見る人が見れば、二人の関係を怪しんでしまいそうだ。
「相変わらず、人をからかうのがお好きなようで。ユリナ嬢、そんな目でみないでくれ。」
「はっ......!失礼致しました。ユリナ・フォン・バークスです。お目にかかれて光栄ですわ。」
顔を真っ赤にしながら口元に手を当てて、ユリナは恥ずかしそうに苦笑した。
「エドワードだ。正式名称は長いからエドと呼んで。そちらの貴女はもしかして、光の君かな?」
「初めまして、リーチェ・フォン・フローレンスです。」
「そう、貴女が。会えて嬉しいよ。」
一瞬の意味あり気な視線の後、紳士らしく手の甲にキスをされた。
「僕のひぃおばあ様が聖魔術の保持者だったんだ。だから、貴女にこの学園で会えるのを楽しみにしていたよ。仲良くしてくれると嬉しいな。」
聖魔術?それが私にどう関係があるんだろう。
「恐れ多いことです。」
答えながらも頭の上に疑問符を飛ばしている私を見かねて、アレクが前に進み出てくれた。
「エドワード王子、彼女は先日階段から落ちてしまい、少し記憶が曖昧なのです。私から説明しても?」
「ふふ、アレク。昔みたいにエド様と呼んでくれないの?」
「ご冗談を。」
げんなりした顔を見せ、アレクが説明してくれる。
「リーチェ、聖魔術と光魔術は同じでは無いか、という研究があるんだ。同時代に二人は現れない、という条件が重なること、聖魔術師が現れる時は光の魔術師は現れないことからそう言われている。」
「そうなのですね。」
私の反応を興味深そうに見て、エドワード王子が首を傾げた。
「本当に記憶が曖昧なんだね。光の魔術師が怪我をして記憶を無くすなんて珍しい。大体回復魔術を使えるんでしょう?」
「彼女はまだ魔術を使いこなせておりませんので。」
「ふぅん。そういうこともあるんだね。」
何かを含んだ目でこちらを見つめる。妙に艶っぽいアメジストの視線に思わず目を逸らすと。エドワード王子は楽しそうに微笑んだ。
「まぁいいや。ね、リーチェ。僕たち友達になれないかな。」
私の手をとり、花も恥じらう微笑みでお願いされて、断れる人が果たしているのだろうか。それがどんなに怪しかろうとも、隣国の王子だ。
「え、ええ、はい。私で良ければもちろん。」
「嬉しい!ひぃおばあ様の話を聞いてからずっと、会ってみたかったんだ。こんな綺麗な女の子なら、なおさら。」
それでも、なんの陰りも無い笑顔なのに、何故か背筋が寒くなるのは、目の奥が笑っていないからなのか。

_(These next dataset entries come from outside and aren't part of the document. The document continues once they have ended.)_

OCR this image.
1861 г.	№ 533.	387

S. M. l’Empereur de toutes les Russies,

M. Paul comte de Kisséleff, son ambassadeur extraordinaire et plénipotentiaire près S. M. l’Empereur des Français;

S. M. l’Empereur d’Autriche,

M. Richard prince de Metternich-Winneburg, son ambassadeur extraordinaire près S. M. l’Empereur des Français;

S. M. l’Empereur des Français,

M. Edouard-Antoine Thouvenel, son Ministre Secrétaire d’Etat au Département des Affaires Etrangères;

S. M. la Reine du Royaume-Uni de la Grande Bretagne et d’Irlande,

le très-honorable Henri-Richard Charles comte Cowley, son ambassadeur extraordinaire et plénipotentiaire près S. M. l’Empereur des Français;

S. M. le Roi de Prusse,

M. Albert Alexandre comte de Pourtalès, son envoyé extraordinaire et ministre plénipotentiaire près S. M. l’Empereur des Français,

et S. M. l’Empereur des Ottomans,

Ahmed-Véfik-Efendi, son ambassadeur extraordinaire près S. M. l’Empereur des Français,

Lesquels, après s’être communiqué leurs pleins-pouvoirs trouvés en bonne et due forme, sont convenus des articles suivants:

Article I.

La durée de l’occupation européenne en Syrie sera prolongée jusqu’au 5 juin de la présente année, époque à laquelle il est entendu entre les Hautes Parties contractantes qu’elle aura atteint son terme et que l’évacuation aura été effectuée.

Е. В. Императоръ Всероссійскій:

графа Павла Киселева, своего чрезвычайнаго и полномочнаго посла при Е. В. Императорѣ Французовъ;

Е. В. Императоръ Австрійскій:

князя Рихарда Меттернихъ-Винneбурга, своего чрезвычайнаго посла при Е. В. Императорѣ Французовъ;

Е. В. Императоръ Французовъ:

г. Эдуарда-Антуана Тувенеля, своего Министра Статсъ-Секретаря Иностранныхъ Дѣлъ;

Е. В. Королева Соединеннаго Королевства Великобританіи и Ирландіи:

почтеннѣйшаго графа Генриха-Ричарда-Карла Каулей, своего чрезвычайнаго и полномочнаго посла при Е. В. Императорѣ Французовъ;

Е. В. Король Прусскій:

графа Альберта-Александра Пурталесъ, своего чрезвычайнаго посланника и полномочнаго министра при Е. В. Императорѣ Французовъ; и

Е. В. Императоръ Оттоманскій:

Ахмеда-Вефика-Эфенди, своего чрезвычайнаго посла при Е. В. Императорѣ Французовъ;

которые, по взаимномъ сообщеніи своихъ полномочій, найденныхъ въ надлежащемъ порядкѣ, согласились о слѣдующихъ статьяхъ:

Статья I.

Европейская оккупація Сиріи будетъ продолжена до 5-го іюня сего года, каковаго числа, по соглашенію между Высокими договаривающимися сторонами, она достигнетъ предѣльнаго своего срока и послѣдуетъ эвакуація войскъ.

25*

「また、僕ともお茶をしようね。クラスが違うのが残念だな。」
バイバイ、と手を振ってテラスから出て行くのを3人で見送った後、揃って椅子に腰掛けた。
「びっ......くりしたわぁ。」
ユリナがまだ赤い顔を手で冷やしながら、アレクの方を見た。
「ユリナ嬢、もしかしてエドワード王子が好きなのか。」
「まさか!そんな恐れ多い。ファンなのよ。」
照れながら言うユリナが可愛くて思わず笑ってしまう。
「エドワード王子と誰かがお話しされているのを見るのが好きなの。アレクサンドラ様とのやりとりが、今のところ一番素敵よ。」
おや?雲行きが怪しくなってきた。放心状態のユリナが、自分の言ったことに気づいて慌てて手を振る。
「深い意味は無いのよ!」
深い意味ってなんだ?と首を傾げるアレクと、なんとなく察してきた私の間で微妙に温度差のある空気が流れた。
ユリナは咳払いをしながら、それはそうと、と話を変えた。
「ところで、昔はエド様って呼んでいたって本当なの?」
全然話変える気ないんかーい。
思わず私の中の関西人が突っ込んでしまった。
前回来週の木曜とお伝えしておりましたが、フライングで投稿致しました。